Delegation
| Endpoint | Method | Auth | Description |
|---|---|---|---|
{prefix}/subject/:id/actors | POST | Admin | Add an authorized actor for delegation |
{prefix}/subject/:id/actors/:actorId | DELETE | Admin | Remove an authorized actor |
{prefix}/delegated-token | POST | Auth | Request token to act on behalf of another subject |
Auth = Bearer token or refresh token cookie. Admin = Auth + isAdmin required.
Delegation allows one authenticated subject to act on behalf of another (e.g., admin impersonation for support). The principal's permissions apply; the actor's identity is recorded for audit. See JWT Claims: Delegation for the act claim format.
Currently, the actor must be an authenticated subject and the principal must be a valid subject (exists in the database). Service account and AI agent authentication (API keys, service tokens) is planned for a future release.
Admin delegation: Admins can delegate as any subject — no setup needed. Authenticate, request a delegated token, done.

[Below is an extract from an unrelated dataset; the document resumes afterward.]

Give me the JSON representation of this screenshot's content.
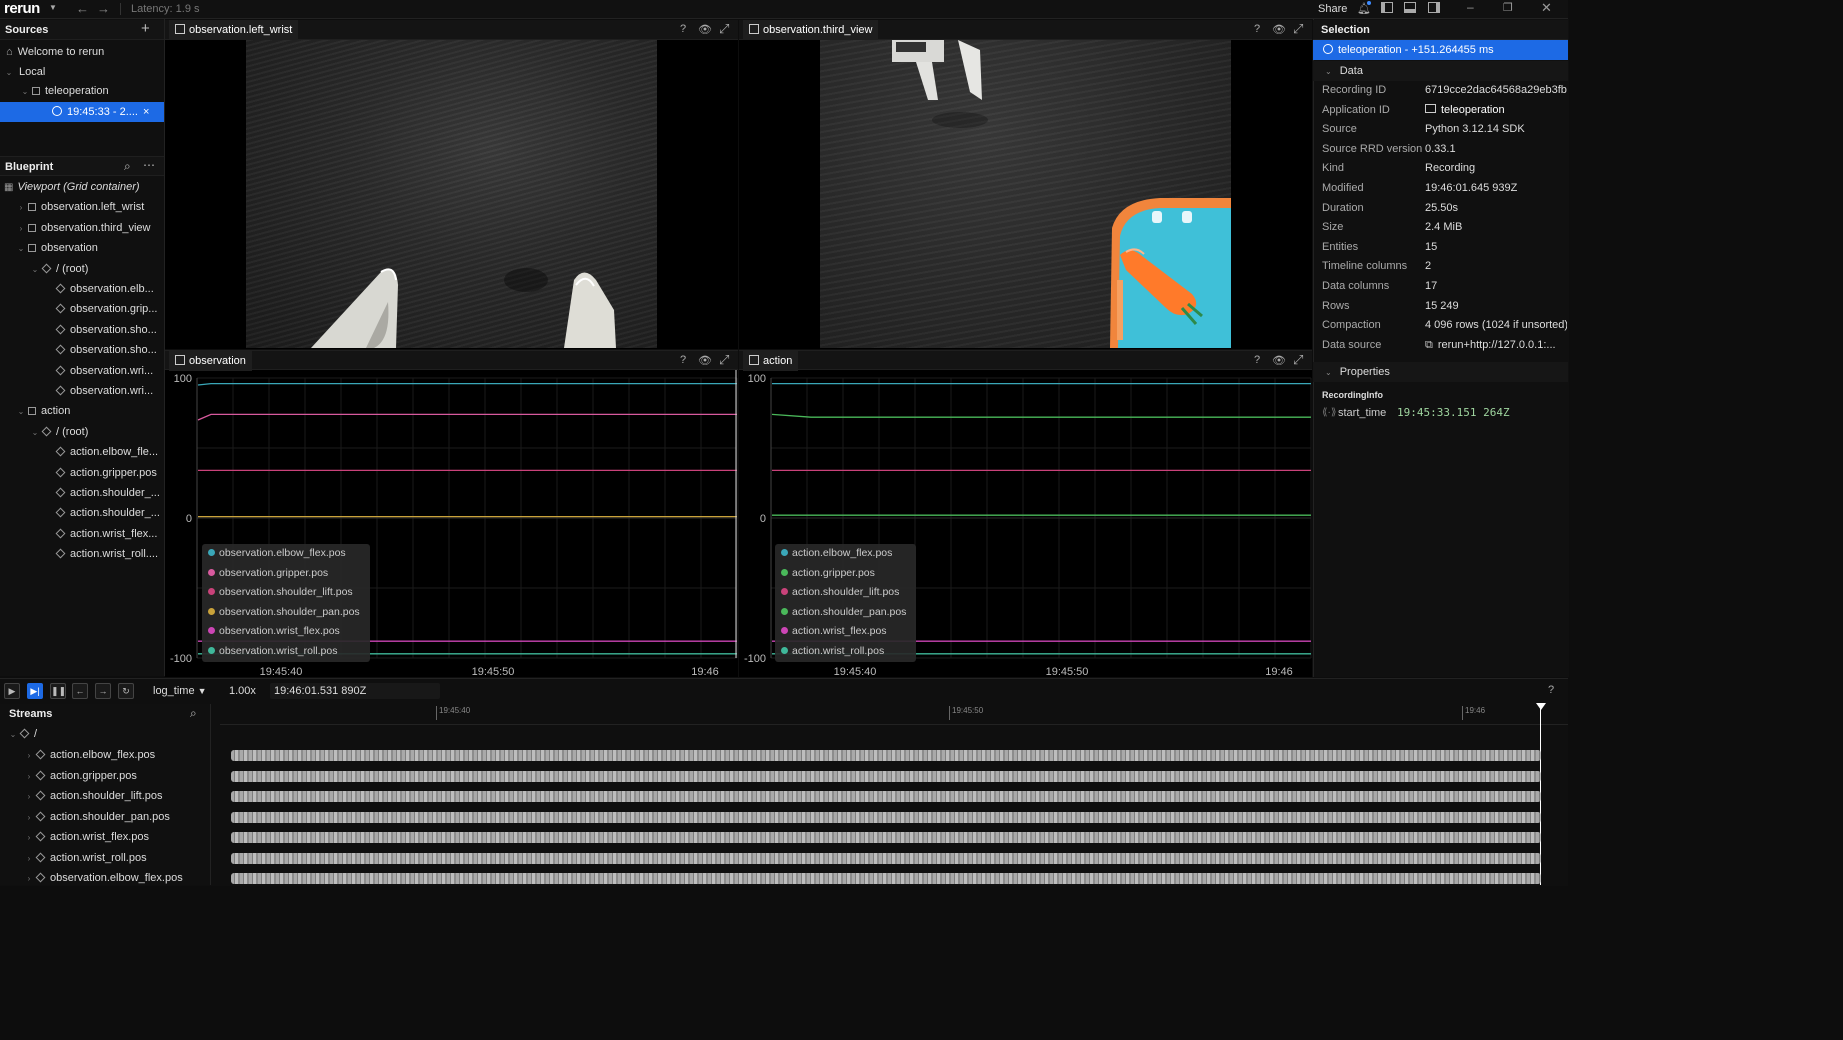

Non-admin delegation flow:
- Authorize actor — an admin adds the actor via Add Authorized Actor
- Actor authenticates normally — logs in via magic link or invite, gets their own access token
- Actor requests delegated token — calls Request Delegated Token with their access token and the principal's
sub - Auth verifies and issues token — checks that the actor is authorized for the principal. Token has
sub= principal,act.sub= actor - Actor makes calls — guards check
sub(principal's permissions), logs showact.sub
Add Authorized Actor
POST {prefix}/subject/:id/actors — Admin required
Adds an actor to a subject's authorized delegation list. The actor must be a valid subject ID — returns 400 "Actor ID not found: {id}" if not. Idempotent — adding the same actor twice is a no-op.

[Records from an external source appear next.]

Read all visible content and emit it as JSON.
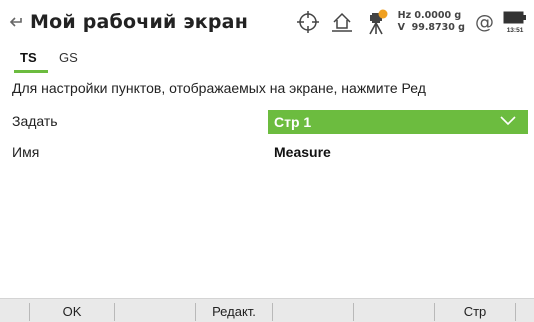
{
  "header": {
    "title": "Мой рабочий экран",
    "hz": "Hz 0.0000 g",
    "v": "V  99.8730 g",
    "at_symbol": "@",
    "time": "13:51"
  },
  "tabs": [
    {
      "label": "TS",
      "active": true
    },
    {
      "label": "GS",
      "active": false
    }
  ],
  "hint": "Для настройки пунктов, отображаемых на экране, нажмите Ред",
  "fields": {
    "set_label": "Задать",
    "set_value": "Стр 1",
    "name_label": "Имя",
    "name_value": "Measure"
  },
  "softkeys": [
    "OK",
    "",
    "Редакт.",
    "",
    "",
    "Стр"
  ],
  "colors": {
    "accent": "#6cbc3f",
    "softkey_bg": "#e9e9e9"
  },
  "icons": {
    "back": "back-arrow-icon",
    "target": "crosshair-target-icon",
    "home": "home-icon",
    "instrument": "instrument-alert-icon",
    "battery": "battery-icon",
    "dropdown": "chevron-down-icon"
  }
}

const response = await fetch(`/auth/subject/${targetSub}/actors`, {
method: 'POST',
headers: {
'Authorization': `Bearer ${adminAccessToken}`,
'Content-Type': 'application/json'
},
body: JSON.stringify({ actorSub: actorSubId })
});
const { subject } = await response.json();
// subject.authorizedActors now includes actorSubId
Remove Authorized Actor
DELETE {prefix}/subject/:id/actors/:actorId — Admin required
Removes an actor from a subject's authorized delegation list. Idempotent — removing an actor that isn't authorized is a no-op.
const response = await fetch(`/auth/subject/${targetSub}/actors/${actorSubId}`, {
method: 'DELETE',
headers: { 'Authorization': `Bearer ${adminAccessToken}` }
});
const { subject } = await response.json();
// subject.authorizedActors no longer includes actorSubId
Request Delegated Token
POST {prefix}/delegated-token — Auth required
The actor uses their own access token and specifies who to act for:
const response = await fetch('/auth/delegated-token', {
method: 'POST',
headers: {
'Authorization': `Bearer ${actorAccessToken}`,
'Content-Type': 'application/json'
},
body: JSON.stringify({
actFor: targetSub // Subject ID to act on behalf of
})
});
const { access_token } = await response.json();
// Token claims: { sub: targetSub, act: { sub: actorSub }, ... }
Fails if: the actor is not an admin and has not been authorized for the principal.
Using Delegated Tokens
Delegated tokens work like regular tokens. Your DO reads the JWT from the Authorization: Bearer header (see How the JWT Reaches Your DO) and checks sub for authorization. The act chain is available for audit logging.
LumenizeClient auto-refreshes regular access tokens using the refresh token cookie. Delegated tokens require a separate refresh flow: the actor must first refresh their own access token, then call /auth/delegated-token again. LumenizeClient does not currently auto-refresh delegated tokens — your application is responsible for re-requesting them when they expire.
// Guard checks sub (principal's permissions)
if (claims.sub !== ownerId) throw new Error('Forbidden');
// Audit logging includes actor if present
const actor = claims.act ? `${claims.act.sub} for ` : '';
console.log(`Document updated by ${actor}${claims.sub}`);
For testing delegation flows, see Testing: Delegation in Tests.